ISO 8573-1: The Standard for Compressed Air Quality
Defining Air Purity Classes for Reliable and Safe Industrial Compressed Air
Compressed air is an essential utility in almost every industrial process. However, without proper monitoring, contaminants such as particles, oil vapor, and moisture can affect product quality, damage equipment, and create safety risks.
The ISO 8573-1 standard defines purity classes for compressed air and provides the foundation for evaluating and maintaining air quality according to global standards.
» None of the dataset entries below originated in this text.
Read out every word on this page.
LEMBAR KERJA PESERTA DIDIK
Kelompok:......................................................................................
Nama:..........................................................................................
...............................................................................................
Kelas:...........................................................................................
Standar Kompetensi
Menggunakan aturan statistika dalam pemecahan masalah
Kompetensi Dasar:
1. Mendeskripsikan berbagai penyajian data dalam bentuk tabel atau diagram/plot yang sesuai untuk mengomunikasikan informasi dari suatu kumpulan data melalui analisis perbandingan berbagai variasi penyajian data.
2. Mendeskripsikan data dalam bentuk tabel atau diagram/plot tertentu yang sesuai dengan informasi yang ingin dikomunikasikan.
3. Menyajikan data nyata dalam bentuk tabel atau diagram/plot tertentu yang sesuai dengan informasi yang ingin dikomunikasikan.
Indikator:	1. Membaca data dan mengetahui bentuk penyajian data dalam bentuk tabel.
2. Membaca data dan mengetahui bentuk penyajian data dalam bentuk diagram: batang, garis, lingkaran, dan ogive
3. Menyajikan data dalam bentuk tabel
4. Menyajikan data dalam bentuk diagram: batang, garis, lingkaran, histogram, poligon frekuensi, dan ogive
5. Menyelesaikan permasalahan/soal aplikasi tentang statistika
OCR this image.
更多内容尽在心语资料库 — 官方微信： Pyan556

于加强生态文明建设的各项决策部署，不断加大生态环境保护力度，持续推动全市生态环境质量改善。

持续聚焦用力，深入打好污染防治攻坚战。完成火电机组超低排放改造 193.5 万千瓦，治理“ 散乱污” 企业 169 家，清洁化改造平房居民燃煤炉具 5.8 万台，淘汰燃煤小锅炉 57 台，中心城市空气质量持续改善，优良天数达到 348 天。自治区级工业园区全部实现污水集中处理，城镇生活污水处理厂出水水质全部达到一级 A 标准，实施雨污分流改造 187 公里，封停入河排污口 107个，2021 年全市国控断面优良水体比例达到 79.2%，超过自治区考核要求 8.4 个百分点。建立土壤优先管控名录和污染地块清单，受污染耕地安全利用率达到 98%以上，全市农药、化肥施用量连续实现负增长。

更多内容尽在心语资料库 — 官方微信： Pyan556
By implementing ISO 8573-1, operators ensure reliability, efficiency, and safety in all compressed air applications.
Page Overview
- What is ISO 8573-1
- ISO 8573-1 Purity Classes
- Why the Standard Matters
- Main Contaminants and Test Methods
- SUTO iTEC Measurement Solutions
- Applications and Industries
- From Audits to Continuous Monitoring
What is the ISO 8573-1 Standard?
The ISO 8573-1 standard defines purity classifications for compressed air, focusing on the presence of particles, water, and oil. This framework is essential to ensure that compressed air used in various applications meets the required quality standards.
Key features of ISO 8573-1:
- Purity classes: It categorizes compressed air into different purity classes based on permissible contamination limits, enabling standardized measurement across different air systems.
- Overview of Contaminants: The standard provides a detailed insight into the types of contaminants commonly found in compressed air systems, enabling companies to identify potential performance or safety issues.
- Measurement Flexibility: Importantly, ISO 8573-1 defines these purity classes independently of where measurements are taken within the compressed air system, ensuring consistent quality control regardless of the air’s point of use.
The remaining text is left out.